2. Die Ausweisung einer durchgängigen Fahrspur des Altstadtrings als Radschnellweg.

3. Die Innenstadt für Rad- und Fußverkehr sowie ÖPNV zu reservieren (mit Ausnahme von Anlieger*innen, Liefer- und Notfallverkehr)

Eine Mitteilung von BÜNDNIS 90/DIE GRÜNEN Stadtverband Halle (Saale), Foto: ToK

7 comments on “Grüne möchten Stillstand beim Radverkehrsausbau in Halle beenden”

  1. Wenn die Grünen die Mehrheit in den Parlamenten habdn, können sie sowas sicherlich gerne fordern. Die Mehrheiten liegen anders und die Mehrheit der Bürger wird diese Forderungen nicht unterstützen.
    Liebe Grüne, nagelt euch diese Thesen an eure Bürotür und lasst die Bürger mit diesen Forderungen einfach in Ruhe.

  2. Interessantes Demokratie(in)verständnis. Schnauze halten ist doch wohl eher ein Merkmal von Diktaturen.

  3. Lt. Literatur leistet der Verkehrsträger Fahrrad lediglich 3% aller Personenkilometer am der Gesamtverkehrsleistung. Im Winter geht man dabei sogar nur von einem Prozent aus. Für diesen kleinen Anteil wird der motorisierte Verkehr in die Ecke gedrängt.

  4. „Lt. Literatur leistet der Verkehrsträger Fahrrad lediglich 3% aller Personenkilometer am der Gesamtverkehrsleistung. Im Winter geht man dabei sogar nur von einem Prozent aus. Für diesen kleinen Anteil wird der motorisierte Verkehr in die Ecke gedrängt.“

    Sag mal, bekommst du den Widerspruch nicht mit? Es ist eben gerade pervers, dass nur 3 % das Rad benutzen, weil der Rest von Autoverkehr verpestet ist. Es ist also gerade erforderlich, den individuellen motorisierten Verkehr einzudämmen und zum Beispiel eine Seite der Hochstraße für den Radverkehr freizugeben.

  5. Mit einer Fahrradsteuer könnte man da schon was machen. Aber nur bei den Autofahrern nassauern wird das nix. Zumal der Steuerfluss aus der Autoindustrie zurückgeht. Auch wenn die Entlassenen einen neuen Arbeitsplatz finden, wird der sicher nicht so gut bezahlt.
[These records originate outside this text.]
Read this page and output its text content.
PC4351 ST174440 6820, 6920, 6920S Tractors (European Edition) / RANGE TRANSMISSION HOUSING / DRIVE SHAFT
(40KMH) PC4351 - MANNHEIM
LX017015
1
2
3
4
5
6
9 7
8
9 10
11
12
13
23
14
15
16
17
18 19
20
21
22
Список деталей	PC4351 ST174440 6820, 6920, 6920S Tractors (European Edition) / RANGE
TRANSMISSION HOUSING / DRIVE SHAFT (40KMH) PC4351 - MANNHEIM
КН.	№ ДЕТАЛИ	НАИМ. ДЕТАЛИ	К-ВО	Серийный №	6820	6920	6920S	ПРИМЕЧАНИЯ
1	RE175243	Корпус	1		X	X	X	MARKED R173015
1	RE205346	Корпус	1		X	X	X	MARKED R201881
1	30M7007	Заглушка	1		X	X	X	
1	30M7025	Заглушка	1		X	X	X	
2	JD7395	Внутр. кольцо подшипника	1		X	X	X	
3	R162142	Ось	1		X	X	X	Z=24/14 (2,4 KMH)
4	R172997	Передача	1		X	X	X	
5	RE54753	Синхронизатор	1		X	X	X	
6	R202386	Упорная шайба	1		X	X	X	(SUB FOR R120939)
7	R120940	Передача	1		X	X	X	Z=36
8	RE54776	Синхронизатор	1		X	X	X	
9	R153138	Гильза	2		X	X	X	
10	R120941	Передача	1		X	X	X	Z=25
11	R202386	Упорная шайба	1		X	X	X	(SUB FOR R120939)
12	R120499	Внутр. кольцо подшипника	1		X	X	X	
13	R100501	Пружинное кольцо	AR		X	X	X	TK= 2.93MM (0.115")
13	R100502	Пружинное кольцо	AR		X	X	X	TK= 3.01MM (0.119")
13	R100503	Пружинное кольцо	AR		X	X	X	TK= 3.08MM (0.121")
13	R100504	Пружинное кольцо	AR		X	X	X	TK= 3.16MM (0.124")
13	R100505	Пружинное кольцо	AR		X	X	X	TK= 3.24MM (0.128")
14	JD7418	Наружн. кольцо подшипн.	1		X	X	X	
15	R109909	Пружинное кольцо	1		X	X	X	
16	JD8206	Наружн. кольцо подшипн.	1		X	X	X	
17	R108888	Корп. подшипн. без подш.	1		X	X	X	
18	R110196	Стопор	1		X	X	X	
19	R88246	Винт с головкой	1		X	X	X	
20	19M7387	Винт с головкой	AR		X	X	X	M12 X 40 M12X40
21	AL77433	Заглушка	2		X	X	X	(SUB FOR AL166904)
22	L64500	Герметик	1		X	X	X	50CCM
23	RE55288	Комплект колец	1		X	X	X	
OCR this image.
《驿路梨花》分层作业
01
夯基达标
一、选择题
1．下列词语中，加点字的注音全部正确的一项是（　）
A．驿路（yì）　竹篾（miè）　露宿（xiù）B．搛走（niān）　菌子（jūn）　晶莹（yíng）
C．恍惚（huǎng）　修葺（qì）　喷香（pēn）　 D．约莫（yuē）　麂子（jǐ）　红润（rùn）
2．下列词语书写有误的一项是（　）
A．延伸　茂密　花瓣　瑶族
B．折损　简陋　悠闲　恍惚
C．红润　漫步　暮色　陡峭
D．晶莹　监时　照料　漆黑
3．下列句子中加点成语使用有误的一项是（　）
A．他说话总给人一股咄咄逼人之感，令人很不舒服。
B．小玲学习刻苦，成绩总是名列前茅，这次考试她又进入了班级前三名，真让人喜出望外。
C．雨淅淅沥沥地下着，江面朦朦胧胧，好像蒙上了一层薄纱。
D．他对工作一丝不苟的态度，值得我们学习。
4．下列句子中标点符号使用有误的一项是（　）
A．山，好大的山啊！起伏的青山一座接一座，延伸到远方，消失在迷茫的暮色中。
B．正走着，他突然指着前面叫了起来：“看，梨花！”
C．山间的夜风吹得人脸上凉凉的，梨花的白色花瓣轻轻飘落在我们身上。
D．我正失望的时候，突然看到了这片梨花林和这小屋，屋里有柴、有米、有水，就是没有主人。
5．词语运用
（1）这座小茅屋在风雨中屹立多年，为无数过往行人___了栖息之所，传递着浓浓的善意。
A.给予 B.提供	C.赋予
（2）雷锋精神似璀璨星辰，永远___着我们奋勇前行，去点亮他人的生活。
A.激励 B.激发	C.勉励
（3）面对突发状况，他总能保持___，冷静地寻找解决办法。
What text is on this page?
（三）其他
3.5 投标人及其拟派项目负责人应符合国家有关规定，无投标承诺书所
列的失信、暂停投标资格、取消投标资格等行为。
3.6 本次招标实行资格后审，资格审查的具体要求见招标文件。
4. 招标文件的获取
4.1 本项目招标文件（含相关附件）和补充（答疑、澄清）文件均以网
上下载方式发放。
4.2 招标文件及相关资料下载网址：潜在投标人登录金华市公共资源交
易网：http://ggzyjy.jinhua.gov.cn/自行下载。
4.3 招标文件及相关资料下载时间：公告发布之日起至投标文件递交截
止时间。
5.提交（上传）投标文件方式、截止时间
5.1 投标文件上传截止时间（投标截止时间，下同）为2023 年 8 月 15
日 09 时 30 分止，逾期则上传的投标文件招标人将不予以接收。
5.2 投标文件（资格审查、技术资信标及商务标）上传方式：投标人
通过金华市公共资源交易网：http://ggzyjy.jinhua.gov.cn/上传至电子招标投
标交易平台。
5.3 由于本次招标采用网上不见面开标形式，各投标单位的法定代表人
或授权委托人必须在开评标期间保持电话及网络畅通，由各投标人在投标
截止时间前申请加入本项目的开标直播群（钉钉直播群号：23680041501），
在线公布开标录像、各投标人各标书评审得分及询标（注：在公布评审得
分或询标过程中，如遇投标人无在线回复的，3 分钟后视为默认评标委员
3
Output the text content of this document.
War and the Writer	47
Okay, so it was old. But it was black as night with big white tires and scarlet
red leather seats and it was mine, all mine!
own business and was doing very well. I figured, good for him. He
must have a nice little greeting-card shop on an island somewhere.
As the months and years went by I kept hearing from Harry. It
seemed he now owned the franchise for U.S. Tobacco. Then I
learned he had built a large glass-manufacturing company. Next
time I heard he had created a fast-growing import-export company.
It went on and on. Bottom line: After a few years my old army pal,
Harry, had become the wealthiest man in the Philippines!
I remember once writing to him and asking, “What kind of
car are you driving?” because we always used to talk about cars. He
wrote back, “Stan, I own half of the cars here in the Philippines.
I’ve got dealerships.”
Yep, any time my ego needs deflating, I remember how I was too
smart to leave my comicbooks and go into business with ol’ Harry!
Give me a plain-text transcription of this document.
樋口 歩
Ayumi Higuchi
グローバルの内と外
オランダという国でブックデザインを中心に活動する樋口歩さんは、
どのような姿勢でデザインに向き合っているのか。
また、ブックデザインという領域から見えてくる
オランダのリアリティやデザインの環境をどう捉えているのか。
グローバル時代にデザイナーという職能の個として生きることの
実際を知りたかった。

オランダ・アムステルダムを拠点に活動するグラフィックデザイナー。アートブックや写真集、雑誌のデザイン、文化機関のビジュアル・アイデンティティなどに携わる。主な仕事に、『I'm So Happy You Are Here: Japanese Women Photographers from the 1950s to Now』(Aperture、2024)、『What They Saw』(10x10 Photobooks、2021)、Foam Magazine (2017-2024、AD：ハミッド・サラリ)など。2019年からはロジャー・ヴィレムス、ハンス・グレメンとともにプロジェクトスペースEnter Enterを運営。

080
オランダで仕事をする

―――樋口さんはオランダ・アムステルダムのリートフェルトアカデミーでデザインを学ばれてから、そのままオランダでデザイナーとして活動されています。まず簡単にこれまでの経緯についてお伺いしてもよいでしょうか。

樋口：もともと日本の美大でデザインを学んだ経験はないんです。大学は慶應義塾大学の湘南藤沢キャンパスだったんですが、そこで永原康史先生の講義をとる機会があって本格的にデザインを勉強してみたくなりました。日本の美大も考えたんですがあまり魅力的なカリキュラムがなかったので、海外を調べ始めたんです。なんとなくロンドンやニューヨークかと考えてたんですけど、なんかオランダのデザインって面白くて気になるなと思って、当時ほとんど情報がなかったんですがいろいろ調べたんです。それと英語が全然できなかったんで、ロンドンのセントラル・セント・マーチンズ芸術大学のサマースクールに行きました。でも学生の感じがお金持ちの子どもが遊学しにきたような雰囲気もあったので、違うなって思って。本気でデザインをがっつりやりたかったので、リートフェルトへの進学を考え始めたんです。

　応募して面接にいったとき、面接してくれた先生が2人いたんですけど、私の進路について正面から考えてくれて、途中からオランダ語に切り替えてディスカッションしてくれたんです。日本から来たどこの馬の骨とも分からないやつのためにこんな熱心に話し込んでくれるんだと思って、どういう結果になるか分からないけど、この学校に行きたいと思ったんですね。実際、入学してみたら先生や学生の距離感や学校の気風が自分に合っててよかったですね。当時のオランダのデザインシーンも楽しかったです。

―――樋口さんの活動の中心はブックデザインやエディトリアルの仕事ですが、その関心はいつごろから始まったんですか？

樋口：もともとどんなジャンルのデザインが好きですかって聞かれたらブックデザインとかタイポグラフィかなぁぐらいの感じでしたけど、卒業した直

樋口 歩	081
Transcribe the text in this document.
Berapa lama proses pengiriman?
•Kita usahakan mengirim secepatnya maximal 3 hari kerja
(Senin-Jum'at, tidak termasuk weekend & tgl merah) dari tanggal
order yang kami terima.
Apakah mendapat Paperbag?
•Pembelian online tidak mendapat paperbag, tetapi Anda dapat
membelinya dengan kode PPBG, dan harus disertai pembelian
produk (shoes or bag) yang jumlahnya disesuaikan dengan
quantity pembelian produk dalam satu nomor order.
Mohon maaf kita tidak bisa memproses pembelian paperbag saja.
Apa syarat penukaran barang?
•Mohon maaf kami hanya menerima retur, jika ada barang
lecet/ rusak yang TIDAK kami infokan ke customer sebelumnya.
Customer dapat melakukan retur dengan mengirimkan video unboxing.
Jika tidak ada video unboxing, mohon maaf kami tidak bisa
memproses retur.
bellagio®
In der Autoindutrie wird sehr gut verdient und entsprechenden Steuern gezahlt.

  6. Mit Personenkilometern lässt sich der Radverkehrsanteil natürlich sehr schön kleinrechnen.
    Es liegt in der Natur der Sache, dass für längere Wege tendenziell häufiger aufs Auto zurückgegriffen wird.
    Dennoch ist die reine Zahl der Fahrten die geeignetere Vergleichsgröße. Für die Verkehrsbelastung mit rollenden und ruhenden Verkehr ist es in der Stadt egal, ob die Pkw 5 oder 50km weit fahren.
    Als Denkhilfe: Man stelle sich vor, sämtliche per Fahrrad erledigte Wege würden mit Pkw zurückgelegt, es würden dafür auch mehr Pkw angeschafft. Freut vielleicht die Autoindustrie, aber das Resultat in einer Stadt wie Halle, die kaum Platz für mehr Straßen, Spuren, Parkplätze hat wäre es fatal.